For investors who want to pick individual utilities and process it, and enjoy the total return outperformance that could come with it, while also wanting a higher yield than the 3.91% that XLU offers, we think that Brookfield Infrastructure Partners (BIP)(BIPC) with its 5.1% dividend yield and mid-to-high single-digit expected annualized distribution per unit growth rate and double-digit projected annualized FFO per unit CAGR, make it a compelling opportunity.
While it is not a pure utility, it does have significant exposure to utilities as well as other utility-like businesses like midstream, which enjoys regulated and long-term contract assets, transportation, which also generates utility-like long-term contracted or regulated cash flows, as well as a rapidly growing data center business that also has long-term contracted cash flows and strong growth dynamics. Additionally, it has a very strong BBB+ credit rating and excellent management from its parent Brookfield (BAM)(BN).
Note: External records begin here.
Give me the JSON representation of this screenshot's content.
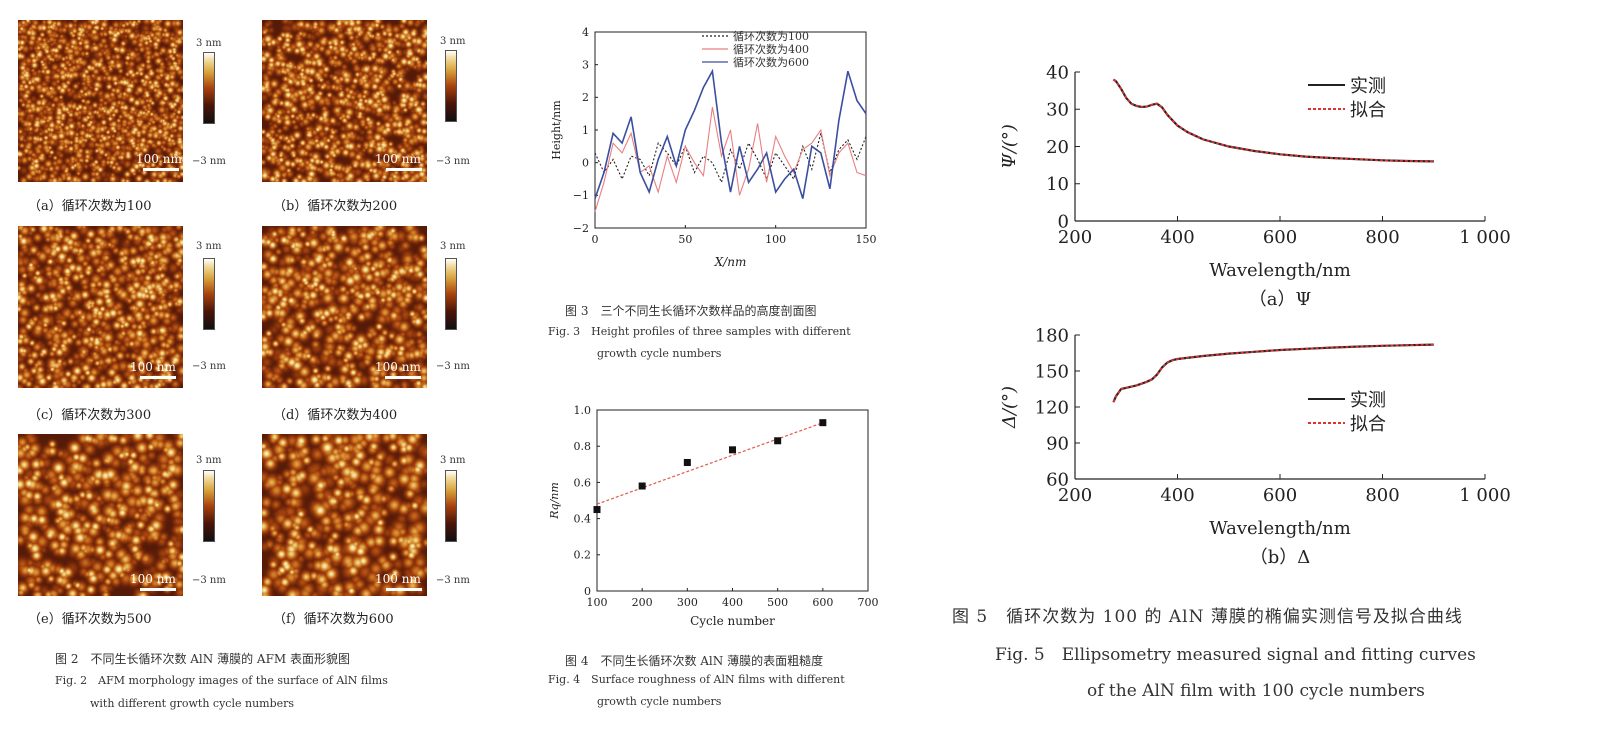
{
  "fig2": {
    "panels": [
      {
        "label": "（a）循环次数为100",
        "scale": "100 nm",
        "seed": 1
      },
      {
        "label": "（b）循环次数为200",
        "scale": "100 nm",
        "seed": 2
      },
      {
        "label": "（c）循环次数为300",
        "scale": "100 nm",
        "seed": 3
      },
      {
        "label": "（d）循环次数为400",
        "scale": "100 nm",
        "seed": 4
      },
      {
        "label": "（e）循环次数为500",
        "scale": "100 nm",
        "seed": 5
      },
      {
        "label": "（f）循环次数为600",
        "scale": "100 nm",
        "seed": 6
      }
    ],
    "cb_top": "3 nm",
    "cb_bottom": "−3 nm",
    "caption_cn": "图 2　不同生长循环次数 AlN 薄膜的 AFM 表面形貌图",
    "caption_en_1": "Fig. 2　AFM morphology images of the surface of AlN films",
    "caption_en_2": "with different growth cycle numbers"
  },
  "fig3": {
    "caption_cn": "图 3　三个不同生长循环次数样品的高度剖面图",
    "caption_en_1": "Fig. 3　Height profiles of three samples with different",
    "caption_en_2": "growth cycle numbers"
  },
  "fig4": {
    "caption_cn": "图 4　不同生长循环次数 AlN 薄膜的表面粗糙度",
    "caption_en_1": "Fig. 4　Surface roughness of AlN films with different",
    "caption_en_2": "growth cycle numbers"
  },
  "fig5": {
    "caption_cn": "图 5　循环次数为 100 的 AlN 薄膜的椭偏实测信号及拟合曲线",
    "caption_en_1": "Fig. 5　Ellipsometry measured signal and fitting curves",
    "caption_en_2": "of the AlN film with 100 cycle numbers"
  },
  "chart_data": [
    {
      "id": "fig3",
      "type": "line",
      "xlabel": "X/nm",
      "ylabel": "Height/nm",
      "xlim": [
        0,
        150
      ],
      "ylim": [
        -2,
        4
      ],
      "xticks": [
        "0",
        "50",
        "100",
        "150"
      ],
      "yticks": [
        "−2",
        "−1",
        "0",
        "1",
        "2",
        "3",
        "4"
      ],
      "x": [
        0,
        5,
        10,
        15,
        20,
        25,
        30,
        35,
        40,
        45,
        50,
        55,
        60,
        65,
        70,
        75,
        80,
        85,
        90,
        95,
        100,
        105,
        110,
        115,
        120,
        125,
        130,
        135,
        140,
        145,
        150
      ],
      "series": [
        {
          "name": "循环次数为100",
          "color": "#222222",
          "dash": "2,2",
          "values": [
            0.3,
            -0.3,
            0.1,
            -0.5,
            0.2,
            0.1,
            -0.4,
            0.6,
            0.3,
            -0.1,
            0.5,
            -0.3,
            0.2,
            0.0,
            -0.6,
            0.4,
            -0.2,
            0.6,
            0.1,
            -0.5,
            0.3,
            -0.1,
            -0.5,
            0.5,
            -0.2,
            0.9,
            -0.3,
            0.4,
            0.7,
            0.1,
            0.8
          ]
        },
        {
          "name": "循环次数为400",
          "color": "#e88080",
          "dash": "",
          "values": [
            -1.5,
            -0.6,
            0.6,
            0.3,
            0.9,
            -0.3,
            -0.1,
            -0.9,
            0.2,
            -0.6,
            0.5,
            0.0,
            -0.4,
            1.7,
            0.2,
            1.0,
            -1.0,
            -0.2,
            1.2,
            -0.6,
            0.8,
            0.2,
            -0.3,
            0.4,
            0.6,
            1.0,
            -0.4,
            0.3,
            0.6,
            -0.3,
            -0.4
          ]
        },
        {
          "name": "循环次数为600",
          "color": "#3a4fa0",
          "dash": "",
          "values": [
            -1.1,
            -0.3,
            0.9,
            0.6,
            1.4,
            -0.3,
            -0.9,
            0.1,
            0.8,
            -0.1,
            1.0,
            1.6,
            2.3,
            2.8,
            0.6,
            -0.9,
            0.5,
            -0.6,
            -0.2,
            0.3,
            -0.9,
            -0.5,
            -0.2,
            -1.1,
            0.5,
            0.3,
            -0.8,
            1.3,
            2.8,
            1.9,
            1.5
          ]
        }
      ]
    },
    {
      "id": "fig4",
      "type": "scatter",
      "xlabel": "Cycle number",
      "ylabel": "Rq/nm",
      "xlim": [
        100,
        700
      ],
      "ylim": [
        0,
        1.0
      ],
      "xticks": [
        "100",
        "200",
        "300",
        "400",
        "500",
        "600",
        "700"
      ],
      "yticks": [
        "0",
        "0.2",
        "0.4",
        "0.6",
        "0.8",
        "1.0"
      ],
      "x": [
        100,
        200,
        300,
        400,
        500,
        600
      ],
      "values": [
        0.45,
        0.58,
        0.71,
        0.78,
        0.83,
        0.93
      ],
      "fit_line": {
        "x": [
          100,
          600
        ],
        "y": [
          0.48,
          0.93
        ],
        "color": "#e05a4a"
      }
    },
    {
      "id": "fig5a",
      "type": "line",
      "panel_label": "（a）Ψ",
      "xlabel": "Wavelength/nm",
      "ylabel": "Ψ/(°)",
      "xlim": [
        200,
        1000
      ],
      "ylim": [
        0,
        40
      ],
      "xticks": [
        "200",
        "400",
        "600",
        "800",
        "1 000"
      ],
      "yticks": [
        "0",
        "10",
        "20",
        "30",
        "40"
      ],
      "x": [
        275,
        280,
        290,
        300,
        310,
        320,
        330,
        340,
        350,
        360,
        370,
        380,
        400,
        420,
        450,
        500,
        550,
        600,
        650,
        700,
        750,
        800,
        850,
        900
      ],
      "series": [
        {
          "name": "实测",
          "color": "#222222",
          "dash": "",
          "values": [
            38,
            37.5,
            35.5,
            33,
            31.5,
            30.9,
            30.6,
            30.7,
            31.2,
            31.5,
            30.5,
            28.5,
            25.6,
            23.8,
            21.9,
            20.0,
            18.8,
            17.9,
            17.3,
            16.9,
            16.6,
            16.3,
            16.1,
            16.0
          ]
        },
        {
          "name": "拟合",
          "color": "#e03030",
          "dash": "3,2",
          "values": [
            38,
            37.5,
            35.5,
            33,
            31.5,
            30.9,
            30.6,
            30.7,
            31.2,
            31.5,
            30.5,
            28.5,
            25.6,
            23.8,
            21.9,
            20.0,
            18.8,
            17.9,
            17.3,
            16.9,
            16.6,
            16.3,
            16.1,
            16.0
          ]
        }
      ]
    },
    {
      "id": "fig5b",
      "type": "line",
      "panel_label": "（b）Δ",
      "xlabel": "Wavelength/nm",
      "ylabel": "Δ/(°)",
      "xlim": [
        200,
        1000
      ],
      "ylim": [
        60,
        180
      ],
      "xticks": [
        "200",
        "400",
        "600",
        "800",
        "1 000"
      ],
      "yticks": [
        "60",
        "90",
        "120",
        "150",
        "180"
      ],
      "x": [
        275,
        280,
        290,
        300,
        320,
        340,
        350,
        360,
        370,
        380,
        390,
        400,
        450,
        500,
        550,
        600,
        650,
        700,
        750,
        800,
        850,
        900
      ],
      "series": [
        {
          "name": "实测",
          "color": "#222222",
          "dash": "",
          "values": [
            124,
            129,
            135,
            136,
            138,
            141,
            143,
            147,
            153,
            157,
            159,
            160,
            162.5,
            164.5,
            166,
            167.5,
            168.5,
            169.5,
            170.3,
            171,
            171.5,
            172
          ]
        },
        {
          "name": "拟合",
          "color": "#e03030",
          "dash": "3,2",
          "values": [
            124,
            129,
            135,
            136,
            138,
            141,
            143,
            147,
            153,
            157,
            159,
            160,
            162.5,
            164.5,
            166,
            167.5,
            168.5,
            169.5,
            170.3,
            171,
            171.5,
            172
          ]
        }
      ]
    }
  ]
}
By allocating an increasing amount of funds to the utility space, investors can make their portfolio more defensive while also increasing dividend yields and positioning themselves to outperform in a period where interest rates are likely to continue falling and the economy is likely to slow down meaningfully.
Editor's Note: This article discusses one or more securities that do not trade on a major U.S. exchange. Please be aware of the risks associated with these stocks.